We desperately need some research, based in user studies and using modern display technology, to settle some basic questions:
* What reconstruction filter gives the best results? Is it the same for vector (text) and natural images? By "best" I do mean contrast (sharpness) and lack of visible artifacts.
* For rendering of very thin lines (relevant to text), what gamma curve gives the perception of equal line thickness across the range of subpixel phase? How does it vary with display dpi? (Hint: it's likely not linear luminance)
* What gamma curve yields the perception of equal width of black-on-white and white-on-black thin lines (also relevant for text)? (Hint: likely not linear luminance)

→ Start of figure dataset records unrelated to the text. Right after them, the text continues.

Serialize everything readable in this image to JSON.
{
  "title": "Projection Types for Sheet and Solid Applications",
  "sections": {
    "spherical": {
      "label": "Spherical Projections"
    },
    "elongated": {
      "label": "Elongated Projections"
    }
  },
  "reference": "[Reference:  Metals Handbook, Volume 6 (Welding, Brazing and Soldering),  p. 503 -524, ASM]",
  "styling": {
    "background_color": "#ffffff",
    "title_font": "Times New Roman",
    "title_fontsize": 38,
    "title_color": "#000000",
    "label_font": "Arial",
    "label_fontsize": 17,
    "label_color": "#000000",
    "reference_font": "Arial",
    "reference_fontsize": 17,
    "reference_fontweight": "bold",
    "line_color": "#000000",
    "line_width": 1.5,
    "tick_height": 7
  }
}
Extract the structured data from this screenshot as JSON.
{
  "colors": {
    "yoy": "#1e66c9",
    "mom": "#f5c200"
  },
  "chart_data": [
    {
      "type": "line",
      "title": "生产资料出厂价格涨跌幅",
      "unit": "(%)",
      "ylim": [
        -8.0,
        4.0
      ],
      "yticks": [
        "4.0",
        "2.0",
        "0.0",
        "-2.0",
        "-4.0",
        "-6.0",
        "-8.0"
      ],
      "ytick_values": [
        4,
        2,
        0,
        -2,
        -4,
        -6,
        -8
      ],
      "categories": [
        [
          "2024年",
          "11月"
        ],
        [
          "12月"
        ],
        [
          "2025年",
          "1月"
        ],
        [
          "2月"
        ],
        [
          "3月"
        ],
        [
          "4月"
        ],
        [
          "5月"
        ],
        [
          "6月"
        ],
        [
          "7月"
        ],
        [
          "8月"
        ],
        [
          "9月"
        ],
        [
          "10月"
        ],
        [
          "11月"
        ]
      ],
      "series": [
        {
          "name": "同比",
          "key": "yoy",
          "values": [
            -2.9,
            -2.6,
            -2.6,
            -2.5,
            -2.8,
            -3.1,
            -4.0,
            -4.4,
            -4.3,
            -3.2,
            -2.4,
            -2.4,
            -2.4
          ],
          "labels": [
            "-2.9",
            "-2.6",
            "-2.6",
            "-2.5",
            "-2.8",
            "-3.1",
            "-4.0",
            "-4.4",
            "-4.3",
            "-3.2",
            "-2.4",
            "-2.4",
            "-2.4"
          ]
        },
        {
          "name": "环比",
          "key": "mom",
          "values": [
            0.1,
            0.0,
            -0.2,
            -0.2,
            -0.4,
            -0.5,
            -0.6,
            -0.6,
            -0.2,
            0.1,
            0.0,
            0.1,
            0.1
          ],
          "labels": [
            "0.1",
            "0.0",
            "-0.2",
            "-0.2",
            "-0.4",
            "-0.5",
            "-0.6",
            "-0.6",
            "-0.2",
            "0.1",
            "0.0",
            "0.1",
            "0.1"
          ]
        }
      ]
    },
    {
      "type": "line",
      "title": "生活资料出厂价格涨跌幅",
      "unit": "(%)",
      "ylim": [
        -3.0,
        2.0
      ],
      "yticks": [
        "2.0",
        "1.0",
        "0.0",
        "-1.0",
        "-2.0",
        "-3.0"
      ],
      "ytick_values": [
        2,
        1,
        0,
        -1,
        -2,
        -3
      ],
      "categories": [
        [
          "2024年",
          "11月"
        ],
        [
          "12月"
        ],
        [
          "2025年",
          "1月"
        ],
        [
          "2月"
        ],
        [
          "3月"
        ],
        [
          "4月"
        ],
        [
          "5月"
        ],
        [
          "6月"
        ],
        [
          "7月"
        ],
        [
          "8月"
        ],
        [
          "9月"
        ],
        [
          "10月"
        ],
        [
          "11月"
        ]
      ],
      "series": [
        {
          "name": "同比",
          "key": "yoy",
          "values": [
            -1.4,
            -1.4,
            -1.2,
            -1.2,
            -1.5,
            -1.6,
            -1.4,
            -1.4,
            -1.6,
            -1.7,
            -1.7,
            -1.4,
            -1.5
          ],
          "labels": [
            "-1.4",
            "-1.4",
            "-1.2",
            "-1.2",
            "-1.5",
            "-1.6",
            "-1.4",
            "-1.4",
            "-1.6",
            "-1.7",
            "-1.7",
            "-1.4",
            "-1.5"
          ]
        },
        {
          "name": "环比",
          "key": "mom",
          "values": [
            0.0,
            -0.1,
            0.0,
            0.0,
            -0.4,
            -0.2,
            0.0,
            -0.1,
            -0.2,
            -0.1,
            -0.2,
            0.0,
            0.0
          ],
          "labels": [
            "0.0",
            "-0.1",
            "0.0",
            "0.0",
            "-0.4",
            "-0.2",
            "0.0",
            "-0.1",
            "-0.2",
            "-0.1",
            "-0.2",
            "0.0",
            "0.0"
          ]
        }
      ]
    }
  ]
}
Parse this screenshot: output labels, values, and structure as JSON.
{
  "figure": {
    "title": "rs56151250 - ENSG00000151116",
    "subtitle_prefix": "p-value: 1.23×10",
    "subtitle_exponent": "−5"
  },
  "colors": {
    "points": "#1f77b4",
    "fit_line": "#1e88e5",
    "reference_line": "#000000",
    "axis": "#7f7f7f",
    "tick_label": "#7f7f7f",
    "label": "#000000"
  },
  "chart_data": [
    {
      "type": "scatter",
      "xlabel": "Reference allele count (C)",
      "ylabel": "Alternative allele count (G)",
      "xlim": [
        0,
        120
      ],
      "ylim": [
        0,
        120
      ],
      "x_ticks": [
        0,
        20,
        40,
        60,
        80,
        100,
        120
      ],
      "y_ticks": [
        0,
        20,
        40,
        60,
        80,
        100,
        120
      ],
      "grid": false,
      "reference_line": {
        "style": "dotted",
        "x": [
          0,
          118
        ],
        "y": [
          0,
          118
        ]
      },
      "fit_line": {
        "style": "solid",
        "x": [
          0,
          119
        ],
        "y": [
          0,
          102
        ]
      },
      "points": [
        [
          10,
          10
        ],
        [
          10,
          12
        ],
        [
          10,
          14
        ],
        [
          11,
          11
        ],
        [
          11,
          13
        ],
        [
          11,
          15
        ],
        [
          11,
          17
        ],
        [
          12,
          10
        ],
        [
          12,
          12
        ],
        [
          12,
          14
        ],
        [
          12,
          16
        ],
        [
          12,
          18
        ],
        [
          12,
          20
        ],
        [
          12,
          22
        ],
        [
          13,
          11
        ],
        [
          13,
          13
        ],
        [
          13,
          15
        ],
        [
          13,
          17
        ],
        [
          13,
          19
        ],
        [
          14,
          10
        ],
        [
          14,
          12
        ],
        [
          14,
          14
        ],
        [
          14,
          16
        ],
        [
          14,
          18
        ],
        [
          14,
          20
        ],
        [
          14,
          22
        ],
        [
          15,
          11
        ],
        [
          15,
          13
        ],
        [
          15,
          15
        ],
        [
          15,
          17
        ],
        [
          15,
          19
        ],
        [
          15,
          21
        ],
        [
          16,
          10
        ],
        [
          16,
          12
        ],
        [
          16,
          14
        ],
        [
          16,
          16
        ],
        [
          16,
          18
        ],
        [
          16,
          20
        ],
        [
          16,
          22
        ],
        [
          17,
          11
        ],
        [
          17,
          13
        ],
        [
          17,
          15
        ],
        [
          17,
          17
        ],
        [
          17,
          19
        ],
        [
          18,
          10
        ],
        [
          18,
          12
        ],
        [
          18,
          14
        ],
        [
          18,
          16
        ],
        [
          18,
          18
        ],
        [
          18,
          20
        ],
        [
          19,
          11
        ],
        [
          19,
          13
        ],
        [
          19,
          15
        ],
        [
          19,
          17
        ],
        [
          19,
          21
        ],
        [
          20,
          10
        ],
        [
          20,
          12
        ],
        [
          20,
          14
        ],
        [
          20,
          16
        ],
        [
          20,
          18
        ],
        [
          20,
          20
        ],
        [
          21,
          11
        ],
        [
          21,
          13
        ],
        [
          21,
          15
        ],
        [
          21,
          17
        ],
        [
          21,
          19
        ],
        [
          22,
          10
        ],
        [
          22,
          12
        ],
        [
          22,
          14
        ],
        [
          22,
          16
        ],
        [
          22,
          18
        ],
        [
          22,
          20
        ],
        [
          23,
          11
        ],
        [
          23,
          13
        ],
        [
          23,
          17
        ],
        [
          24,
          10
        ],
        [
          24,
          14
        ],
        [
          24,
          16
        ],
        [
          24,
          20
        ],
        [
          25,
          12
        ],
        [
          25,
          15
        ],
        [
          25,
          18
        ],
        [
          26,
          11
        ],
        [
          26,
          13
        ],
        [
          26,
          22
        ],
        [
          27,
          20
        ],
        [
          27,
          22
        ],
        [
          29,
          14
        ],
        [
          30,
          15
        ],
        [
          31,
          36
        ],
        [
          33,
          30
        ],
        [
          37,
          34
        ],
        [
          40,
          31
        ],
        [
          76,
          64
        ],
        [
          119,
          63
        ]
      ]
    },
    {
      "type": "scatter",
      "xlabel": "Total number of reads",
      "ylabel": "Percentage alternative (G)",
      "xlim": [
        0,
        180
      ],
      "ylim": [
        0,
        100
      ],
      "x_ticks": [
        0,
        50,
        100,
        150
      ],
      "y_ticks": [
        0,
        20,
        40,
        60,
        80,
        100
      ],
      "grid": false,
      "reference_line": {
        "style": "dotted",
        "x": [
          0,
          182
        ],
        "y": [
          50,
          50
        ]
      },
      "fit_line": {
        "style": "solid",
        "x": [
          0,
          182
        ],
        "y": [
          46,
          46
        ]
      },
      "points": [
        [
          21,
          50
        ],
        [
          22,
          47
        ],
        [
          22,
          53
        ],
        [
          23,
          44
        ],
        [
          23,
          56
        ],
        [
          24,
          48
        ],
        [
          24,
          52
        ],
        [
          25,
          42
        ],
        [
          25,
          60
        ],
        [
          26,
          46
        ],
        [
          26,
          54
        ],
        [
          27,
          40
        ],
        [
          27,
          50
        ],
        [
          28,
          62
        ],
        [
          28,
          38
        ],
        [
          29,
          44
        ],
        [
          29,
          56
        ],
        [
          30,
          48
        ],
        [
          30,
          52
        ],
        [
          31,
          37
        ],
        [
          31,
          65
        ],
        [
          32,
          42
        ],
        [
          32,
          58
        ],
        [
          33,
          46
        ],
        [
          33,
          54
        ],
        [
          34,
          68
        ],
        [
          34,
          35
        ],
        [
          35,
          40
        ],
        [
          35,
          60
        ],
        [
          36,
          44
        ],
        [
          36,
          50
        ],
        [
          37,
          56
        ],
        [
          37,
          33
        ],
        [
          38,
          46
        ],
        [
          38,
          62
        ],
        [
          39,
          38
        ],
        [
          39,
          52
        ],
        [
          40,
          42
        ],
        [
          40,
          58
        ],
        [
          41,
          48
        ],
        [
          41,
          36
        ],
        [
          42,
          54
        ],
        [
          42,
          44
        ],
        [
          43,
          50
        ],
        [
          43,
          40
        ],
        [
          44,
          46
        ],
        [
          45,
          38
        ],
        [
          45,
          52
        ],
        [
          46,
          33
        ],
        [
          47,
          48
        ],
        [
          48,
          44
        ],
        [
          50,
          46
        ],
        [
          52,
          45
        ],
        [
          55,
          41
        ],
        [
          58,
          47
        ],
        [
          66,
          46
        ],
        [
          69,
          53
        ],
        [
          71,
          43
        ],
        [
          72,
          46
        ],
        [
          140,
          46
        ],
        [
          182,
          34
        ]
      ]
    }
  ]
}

I've seen a number of discussions where people feel they are able to answer these questions from first principles, and corresponding arguments that doing these in a "correct" way gives results that are less visually appealing than the common assumptions of treating a pixel as a little square (so doing a box filter for reconstruction) and ignoring gamma so effectively using a perceptual color space for the purposes of alpha compositing.
I posit that these questions cannot be solved by argumentation. I think user studies might not be very difficult to do; you could probably get "good enough" results by doing online surveys, though this wouldn't pass standards of academic rigor.